In view of the development momentum and potential high growth, the real estate vertical business should be independently valued. Sohu Focus Network in the first quarter of the year-on-year growth rate reached 52%, higher than the industry average level. We still believe that investors underestimate Sohu's real estate vertical business.

Game platform projects have been developed, but investment in the near future will still put pressure on profitability. In the first quarter, the number of active users on the platform increased by 60% on a month-on-month basis. Sohu Management reiterated that the future will continue to invest in "platform projects."

We gradually look at the air Sohu video business. While the video business is still strong, we believe that Alibaba's investment in Youku will be detrimental to Sohu's video because the investment could lead to an increase in future content costs. In addition, the Chinese government issued a ban on some American dramas, which will not benefit Sohu's second-quarter network video business revenue.

Expected adjustments. We cut the earnings per share for Sohu to take into account changes in content costs. At present, we expect Sohu 2014 revenue for 1.712 billion U.S. dollars, an increase of 22%, 2015 revenue of 2.167 billion U.S. dollars, the year-on-year growth of 27%. In addition, we estimate that in 2014 and 2015, Sohu's non-US GAAP earnings per share were $3.85 and USD 1.43.

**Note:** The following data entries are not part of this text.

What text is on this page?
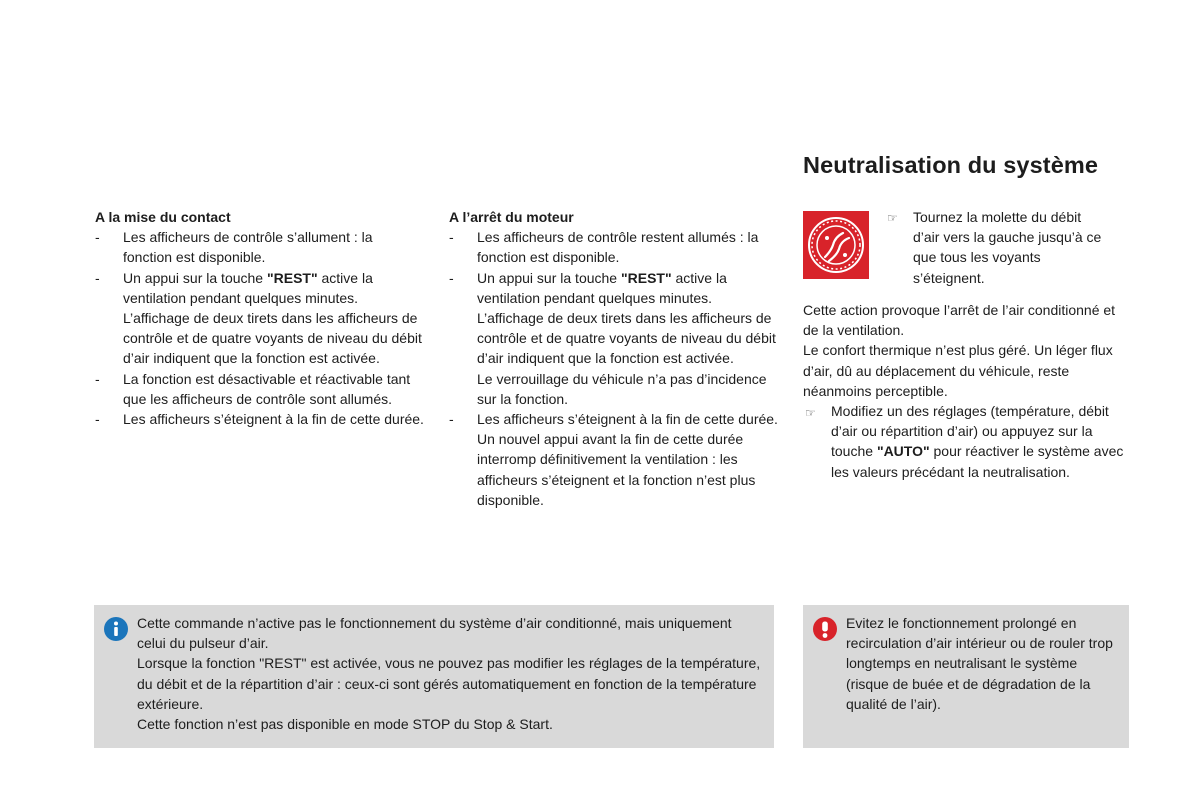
A la mise du contact

- Les afficheurs de contrôle s’allument : la fonction est disponible.
- Un appui sur la touche "REST" active la ventilation pendant quelques minutes. L’affichage de deux tirets dans les afficheurs de contrôle et de quatre voyants de niveau du débit d’air indiquent que la fonction est activée.
- La fonction est désactivable et réactivable tant que les afficheurs de contrôle sont allumés.
- Les afficheurs s’éteignent à la fin de cette durée.

A l’arrêt du moteur

- Les afficheurs de contrôle restent allumés : la fonction est disponible.
- Un appui sur la touche "REST" active la ventilation pendant quelques minutes. L’affichage de deux tirets dans les afficheurs de contrôle et de quatre voyants de niveau du débit d’air indiquent que la fonction est activée.

Le verrouillage du véhicule n’a pas d’incidence sur la fonction.

- Les afficheurs s’éteignent à la fin de cette durée.

Un nouvel appui avant la fin de cette durée interromp définitivement la ventilation : les afficheurs s’éteignent et la fonction n’est plus disponible.

Neutralisation du système
☞	Tournez la molette du débit d’air vers la gauche jusqu’à ce que tous les voyants s’éteignent.

Cette action provoque l’arrêt de l’air conditionné et de la ventilation.

Le confort thermique n’est plus géré. Un léger flux d’air, dû au déplacement du véhicule, reste néanmoins perceptible.

☞ Modifiez un des réglages (température, débit d’air ou répartition d’air) ou appuyez sur la touche "AUTO" pour réactiver le système avec les valeurs précédant la neutralisation.

Cette commande n’active pas le fonctionnement du système d’air conditionné, mais uniquement celui du pulseur d’air.

Lorsque la fonction "REST" est activée, vous ne pouvez pas modifier les réglages de la température, du débit et de la répartition d’air : ceux-ci sont gérés automatiquement en fonction de la température extérieure.

Cette fonction n’est pas disponible en mode STOP du Stop & Start.

Evitez le fonctionnement prolongé en recirculation d’air intérieur ou de rouler trop longtemps en neutralisant le système (risque de buée et de dégradation de la qualité de l’air).
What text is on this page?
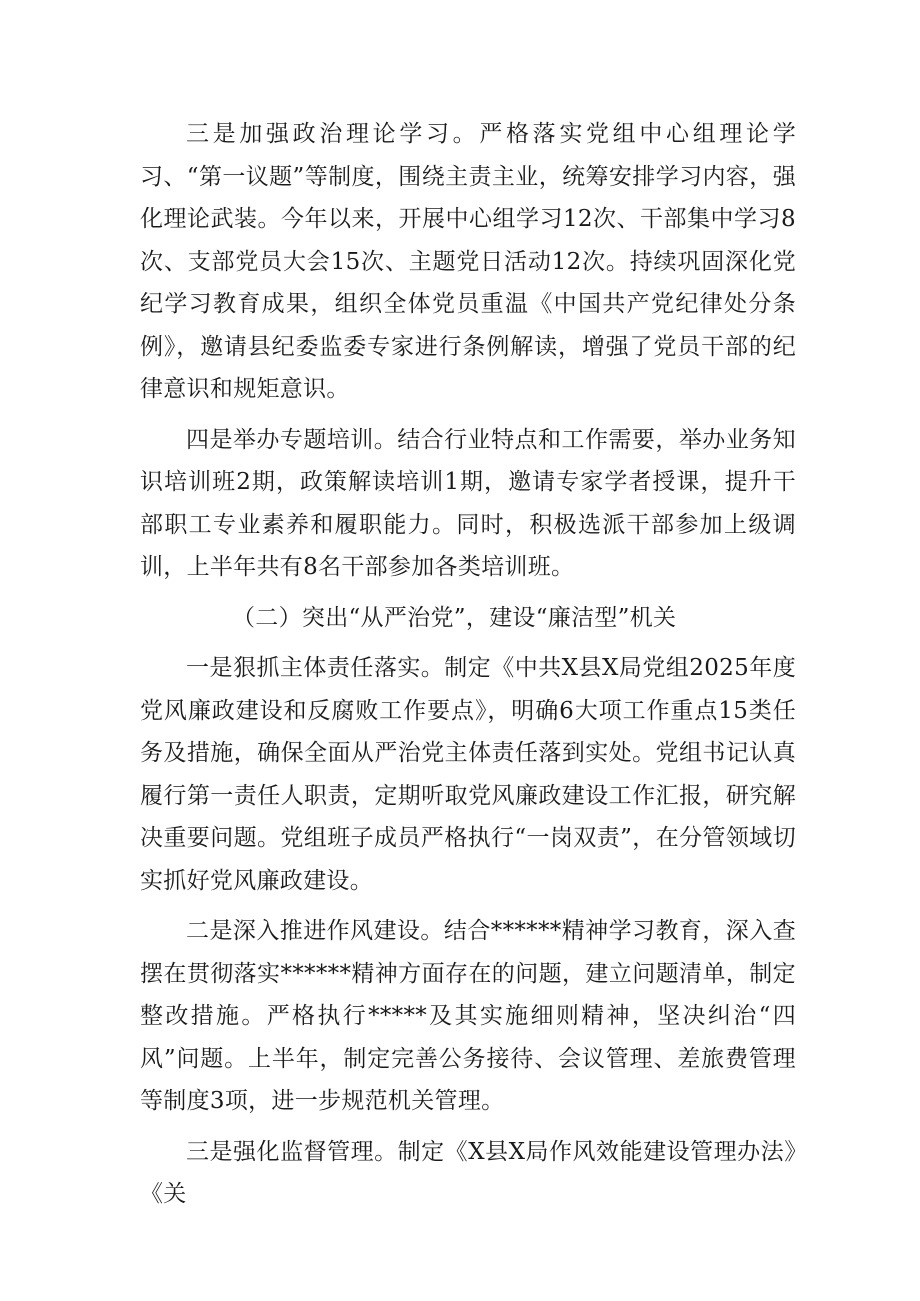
三是加强政治理论学习。严格落实党组中心组理论学习、“第一议题”等制度，围绕主责主业，统筹安排学习内容，强化理论武装。今年以来，开展中心组学习12次、干部集中学习8次、支部党员大会15次、主题党日活动12次。持续巩固深化党纪学习教育成果，组织全体党员重温《中国共产党纪律处分条例》，邀请县纪委监委专家进行条例解读，增强了党员干部的纪律意识和规矩意识。

四是举办专题培训。结合行业特点和工作需要，举办业务知识培训班2期，政策解读培训1期，邀请专家学者授课，提升干部职工专业素养和履职能力。同时，积极选派干部参加上级调训，上半年共有8名干部参加各类培训班。

（二）突出“从严治党”，建设“廉洁型”机关

一是狠抓主体责任落实。制定《中共X县X局党组2025年度党风廉政建设和反腐败工作要点》，明确6大项工作重点15类任务及措施，确保全面从严治党主体责任落到实处。党组书记认真履行第一责任人职责，定期听取党风廉政建设工作汇报，研究解决重要问题。党组班子成员严格执行“一岗双责”，在分管领域切实抓好党风廉政建设。

二是深入推进作风建设。结合******精神学习教育，深入查摆在贯彻落实******精神方面存在的问题，建立问题清单，制定整改措施。严格执行*****及其实施细则精神，坚决纠治“四风”问题。上半年，制定完善公务接待、会议管理、差旅费管理等制度3项，进一步规范机关管理。

三是强化监督管理。制定《X县X局作风效能建设管理办法》《关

Ratings and target stock prices. In the long run, we believe that the network video business and real estate vertical business will bring positive, and Sogou may also become a potential price catalyst. For 54.10 dollars, Sohu's valuations and risk-reward ratios are attractive. We maintain the "overweight" rating of Sohu shares, but cut the target share price from 100 US dollars to 80 dollars. This is due to the reduction of the network video business and online gaming business valuation multiples.